A. Congratulations on your engagement and upcoming wedding! I don’t think the decision to buy mutual funds or get married at the end of the year have much in common but each do have some potential tax consequences.

When a couple marries they may face increased or decreased taxes based on the change in filing status from single or head of household to married filing jointly. This is commonly referred to as a marriage bonus or penalty.

The following is a simplistic example of how a married couple may pay more than a non-married couple: Assume both individuals make $205,750/year. If they each file single they will have the full personal exemption of $4,000 and the standard deduction of $6,300. They will each have taxable income of $195,450 and owe $48,105 in federal income tax. As an unmarried couple they will pay a total of $96,210 ($48,105). Only $6,149 of their income falls into the 33 percent tax bracket. If this same couple is married and files jointly their personal exemption is reduced to $1,440 and they will pay a total of $106,691 in Federal income tax. Now $178,349 of their income falls into the 33 percent tax bracket. By filing as a married couple they will pay $10,481 more in federal income tax than if they had not married and kept single filing status. If your incomes are low, you may pay the same or less if married and filing jointly. If you are in a high tax bracket (over 15 percent) you will probably pay more tax. Have your buddy run some numbers for you as his wedding gift. If in a high tax bracket, delaying your marriage until 2016 may pay for all or most of your trip to Vegas.

Your buddy is also correct that you need to be cautious when buying mutual funds at the end of the year. Mutual funds are required to pass on profits from selling stock and bond holdings to their shareholders. These profits are called capital gain distributions. Mutual fund investors are taxed each year on a fund’s distribution if they are invested in fund as of the “record date”. The distributions are taxable whether you have held shares in the fund for a week or a year and whether you reinvest them or take them as cash. The only exception is if the fund is held in a tax-sheltered account such as an IRA. You should avoid buying prior to the distribution or “record” date to minimize tax liability.
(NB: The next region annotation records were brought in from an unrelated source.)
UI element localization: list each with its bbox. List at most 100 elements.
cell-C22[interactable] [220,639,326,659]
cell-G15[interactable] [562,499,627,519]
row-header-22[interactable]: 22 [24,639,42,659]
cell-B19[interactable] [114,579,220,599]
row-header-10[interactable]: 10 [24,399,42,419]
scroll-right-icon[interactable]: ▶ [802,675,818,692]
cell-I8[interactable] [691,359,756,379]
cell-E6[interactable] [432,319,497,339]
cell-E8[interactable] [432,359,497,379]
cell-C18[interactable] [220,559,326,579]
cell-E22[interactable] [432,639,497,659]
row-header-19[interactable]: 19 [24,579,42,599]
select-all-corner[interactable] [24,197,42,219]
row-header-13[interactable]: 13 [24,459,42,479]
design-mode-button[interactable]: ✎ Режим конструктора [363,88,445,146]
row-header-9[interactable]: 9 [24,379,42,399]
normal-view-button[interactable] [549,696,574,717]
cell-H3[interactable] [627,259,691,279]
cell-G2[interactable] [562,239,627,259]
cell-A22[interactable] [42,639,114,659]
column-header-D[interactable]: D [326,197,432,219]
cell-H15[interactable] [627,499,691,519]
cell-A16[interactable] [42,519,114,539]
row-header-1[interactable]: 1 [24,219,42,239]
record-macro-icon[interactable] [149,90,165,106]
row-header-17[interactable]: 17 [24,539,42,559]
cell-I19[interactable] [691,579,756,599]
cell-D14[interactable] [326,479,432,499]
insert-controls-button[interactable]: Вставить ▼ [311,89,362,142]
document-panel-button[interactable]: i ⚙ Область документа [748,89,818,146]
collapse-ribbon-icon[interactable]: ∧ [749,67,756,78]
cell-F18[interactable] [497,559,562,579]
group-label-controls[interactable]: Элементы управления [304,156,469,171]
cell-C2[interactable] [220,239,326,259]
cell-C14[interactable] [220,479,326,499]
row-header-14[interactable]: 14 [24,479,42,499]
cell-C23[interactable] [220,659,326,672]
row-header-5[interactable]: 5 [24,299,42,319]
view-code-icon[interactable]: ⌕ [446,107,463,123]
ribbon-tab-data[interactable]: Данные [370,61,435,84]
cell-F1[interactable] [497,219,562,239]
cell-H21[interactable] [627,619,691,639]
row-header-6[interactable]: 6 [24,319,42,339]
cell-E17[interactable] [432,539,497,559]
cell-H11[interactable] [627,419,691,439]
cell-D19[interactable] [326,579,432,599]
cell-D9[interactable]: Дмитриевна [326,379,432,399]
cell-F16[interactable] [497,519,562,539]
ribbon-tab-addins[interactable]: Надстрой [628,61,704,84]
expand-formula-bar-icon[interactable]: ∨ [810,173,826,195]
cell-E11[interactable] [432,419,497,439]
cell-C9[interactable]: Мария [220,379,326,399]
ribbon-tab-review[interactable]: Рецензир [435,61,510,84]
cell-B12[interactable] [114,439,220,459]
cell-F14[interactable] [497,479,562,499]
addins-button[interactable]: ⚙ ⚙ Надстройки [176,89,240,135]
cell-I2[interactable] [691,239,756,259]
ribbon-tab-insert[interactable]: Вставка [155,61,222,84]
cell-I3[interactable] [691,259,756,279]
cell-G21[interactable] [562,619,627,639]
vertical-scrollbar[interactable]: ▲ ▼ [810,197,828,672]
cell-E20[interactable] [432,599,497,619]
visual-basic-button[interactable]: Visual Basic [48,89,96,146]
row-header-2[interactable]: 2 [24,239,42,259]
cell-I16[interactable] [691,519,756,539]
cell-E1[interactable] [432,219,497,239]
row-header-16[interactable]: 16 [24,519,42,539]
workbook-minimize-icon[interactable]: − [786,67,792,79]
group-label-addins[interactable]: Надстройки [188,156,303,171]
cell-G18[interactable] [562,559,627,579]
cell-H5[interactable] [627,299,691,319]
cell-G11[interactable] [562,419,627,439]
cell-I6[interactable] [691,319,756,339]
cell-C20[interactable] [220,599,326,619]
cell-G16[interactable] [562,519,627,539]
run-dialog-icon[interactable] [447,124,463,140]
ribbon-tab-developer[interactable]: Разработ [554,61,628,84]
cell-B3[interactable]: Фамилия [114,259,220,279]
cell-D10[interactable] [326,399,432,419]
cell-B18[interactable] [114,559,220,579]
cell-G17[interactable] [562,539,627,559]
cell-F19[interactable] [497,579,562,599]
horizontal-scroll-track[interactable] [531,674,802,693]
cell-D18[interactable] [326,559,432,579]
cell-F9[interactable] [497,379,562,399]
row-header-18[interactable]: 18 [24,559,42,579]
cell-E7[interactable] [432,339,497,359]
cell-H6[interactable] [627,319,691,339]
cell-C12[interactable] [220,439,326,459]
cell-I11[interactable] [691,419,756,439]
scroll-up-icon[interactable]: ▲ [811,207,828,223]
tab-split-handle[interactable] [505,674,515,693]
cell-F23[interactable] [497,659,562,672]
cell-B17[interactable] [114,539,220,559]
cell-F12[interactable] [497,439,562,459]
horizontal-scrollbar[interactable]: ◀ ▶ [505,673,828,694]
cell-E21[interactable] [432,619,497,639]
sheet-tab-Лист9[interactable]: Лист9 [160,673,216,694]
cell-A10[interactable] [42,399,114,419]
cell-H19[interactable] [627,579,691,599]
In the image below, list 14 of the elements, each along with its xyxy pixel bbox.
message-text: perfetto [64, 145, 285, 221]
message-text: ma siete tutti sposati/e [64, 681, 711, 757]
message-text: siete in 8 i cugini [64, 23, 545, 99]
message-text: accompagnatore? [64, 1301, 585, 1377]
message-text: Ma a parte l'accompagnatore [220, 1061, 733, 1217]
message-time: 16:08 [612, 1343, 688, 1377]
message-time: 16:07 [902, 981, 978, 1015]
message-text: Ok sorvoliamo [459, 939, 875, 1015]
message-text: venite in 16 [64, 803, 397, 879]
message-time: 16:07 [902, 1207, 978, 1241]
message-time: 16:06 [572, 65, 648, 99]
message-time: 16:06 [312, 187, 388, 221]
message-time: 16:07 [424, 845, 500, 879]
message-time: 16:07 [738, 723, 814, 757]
Call the mutual fund companies you are considering and ask for the record date of the specific fund in which you plan to invest. Buy the fund after the record date and you will not receive these taxable distributions. A large number of funds pay out capital gains in August and September but most wait until late November or December. An index mutual fund or an exchange traded fund will have fewer distributions than an actively managed fund.

Hope you have fun in Vegas and have a long life together whether you decide to marry this year or next!